LOCKE v. ST. FARM FIRE AND CAS. CO. No. BO-255.

509 So.2d 1375 (1987)

Cecil E. LOCKE and His Wife, Mildred M. Locke, Appellants, v. STATE FARM FIRE AND CASUALTY COMPANY, Appellee.

District Court of Appeal of Florida, First District.
July 23, 1987.
Bill A. Corbin, Blountstown, for appellants.
Jack G. Williams, Panama City, for appellee.

NIMMONS, Judge.

This is an appeal from a summary judgment in favor of the appellee/mortgagee in a foreclosure suit. The appellants/mortgagors also appeal an earlier order denying their motion to dismiss.1 Finding that genuine issues of material fact remain, we reverse the summary judgment, but affirm the denial of the motion to dismiss.

Appellee's foreclosure complaint alleged that appellants defaulted on the note and mortgage by failing to pay the same according to the terms thereof, that appellants owe principal and interest from October 28, 1980, and that "plaintiff declares the full amount payable." The complaint was filed January 10, 1986.

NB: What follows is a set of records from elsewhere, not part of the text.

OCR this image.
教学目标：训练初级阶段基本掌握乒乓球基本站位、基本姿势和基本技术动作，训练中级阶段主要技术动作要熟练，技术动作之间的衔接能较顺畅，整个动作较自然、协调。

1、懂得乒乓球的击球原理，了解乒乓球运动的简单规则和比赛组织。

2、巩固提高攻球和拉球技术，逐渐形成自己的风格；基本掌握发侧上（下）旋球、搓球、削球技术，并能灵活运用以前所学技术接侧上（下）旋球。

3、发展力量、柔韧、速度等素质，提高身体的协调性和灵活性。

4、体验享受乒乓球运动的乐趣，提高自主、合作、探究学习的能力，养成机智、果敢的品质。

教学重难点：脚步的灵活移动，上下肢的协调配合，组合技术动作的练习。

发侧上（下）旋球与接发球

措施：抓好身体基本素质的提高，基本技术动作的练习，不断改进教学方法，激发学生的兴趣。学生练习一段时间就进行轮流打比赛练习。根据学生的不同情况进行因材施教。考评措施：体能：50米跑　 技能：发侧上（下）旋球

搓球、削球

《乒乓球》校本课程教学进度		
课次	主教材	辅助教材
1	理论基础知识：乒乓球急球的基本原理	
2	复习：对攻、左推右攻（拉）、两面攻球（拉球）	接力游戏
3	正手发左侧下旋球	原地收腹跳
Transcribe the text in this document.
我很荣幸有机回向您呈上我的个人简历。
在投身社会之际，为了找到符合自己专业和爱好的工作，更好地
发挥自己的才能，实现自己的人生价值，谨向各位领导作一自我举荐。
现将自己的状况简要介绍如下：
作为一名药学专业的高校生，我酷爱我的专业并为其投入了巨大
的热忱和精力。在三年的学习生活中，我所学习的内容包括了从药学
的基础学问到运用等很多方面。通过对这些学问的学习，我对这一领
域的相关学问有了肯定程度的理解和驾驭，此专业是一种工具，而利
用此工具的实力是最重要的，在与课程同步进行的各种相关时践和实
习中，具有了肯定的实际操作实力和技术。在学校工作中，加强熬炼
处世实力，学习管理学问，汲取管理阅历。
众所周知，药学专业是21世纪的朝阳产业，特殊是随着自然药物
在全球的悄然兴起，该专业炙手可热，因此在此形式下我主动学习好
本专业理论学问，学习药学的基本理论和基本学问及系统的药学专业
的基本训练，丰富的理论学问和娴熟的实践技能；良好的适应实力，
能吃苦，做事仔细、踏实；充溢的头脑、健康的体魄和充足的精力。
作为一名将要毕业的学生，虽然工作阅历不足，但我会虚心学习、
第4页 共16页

Appellants filed a motion to dismiss based on the running of the statute of limitations. The motion was denied. Appellants then filed an answer generally denying most of the allegations and pleading the following affirmative defenses: 1) estoppel; 2) laches; 3) res judicata; 4) statute of limitations; and 5) waiver. Appellee filed no responsive pleading. Appellee filed a motion for summary judgment, an affidavit in proof of amount due, and an affidavit as to attorney's fees. The motion was granted after hearing. This appeal followed.

Appellee has filed herein a "Confession of Error" in which appellee admits error "in that certain procedural requirements including the awarding of attorney's fees were in error." From the briefs and record herein, it is apparent that such errors include an error in the judgment's legal description of the property, a variance between the amount due according to the plaintiff's affidavits and the amount provided in the judgment, and error in the procedure followed in the awarding of plaintiff's attorney's fees.

In addition to the above errors admitted by appellee, we reverse the order granting summary judgment because we agree with appellants that the motion for summary judgment did not meet the minimum requirements of Fla.R.Civ.P. 1.510, which provides in pertinent part:

(c) Motion and Proceedings Thereon. The motion shall state with particularity the grounds upon which it is based and the substantial matters of law to be argued and shall be served at least twenty days before the time fixed for the hearing. * * *

The appellee's motion stated only in general terms that no material issues of fact or law existed and that appellee was entitled to the relief requested. Such a motion is insufficient to place the nonmoving party on notice of the issues of fact or law which will be argued at the hearing. See Finn v. Lee County, 479 So.2d 246 (Fla. 2d DCA 1985); Epperson v. Dixie Ins. Co., 461 So.2d 172 (Fla. 1st DCA 1984); City of Brooksville v. Hernando County, 424 So.2d 846 (Fla. 5th DCA 1983). By appropriate objection, appellants preserved their right to complain on appeal of the motion's deficiency.

Appellants also appeal the denial of their motion to dismiss, arguing that the statute of limitations had run on the instant action. They argue that since five years had run from the time of default to the filing of the action, Section 95.11(2)(c), Florida Statutes, prohibits the current action. It has been held that the statute of limitations on a mortgage foreclosure action does not begin to run until the last payment is due unless the mortgage contains an acceleration clause. Conner v. Coggins, 349 So.2d 780 (Fla. 1st DCA 1977). In the instant case, the mortgage, which provides for installment payments with the last payment due in May, 2008, contains an optional acceleration clause. In such a case no acceleration occurs until the holder of the mortgage exercises his right to accelerate. See Cook v. Merrifield, 335 So.2d 297 (Fla. 1st DCA 1976). In the instant case, the appellee did not exercise its right to accelerate until the filing of its complaint. Therefore, the motion to dismiss was properly denied.

In view of appellee's admissions of error and our holdings herein, we need not discuss appellants' other points. The summary judgment is REVERSED and this cause is REMANDED for further proceedings consistent herewith.

SHIVERS and THOMPSON, JJ., concur.

FootNotes


1. Such order denying appellants' motion to dismiss was, of course, interlocutory. No issue has been raised regarding that order's appealability as part of the appeal from the trial court's subsequent final order granting summary judgment. 3 Fla.Jur.2d Appellate Review, Section 307.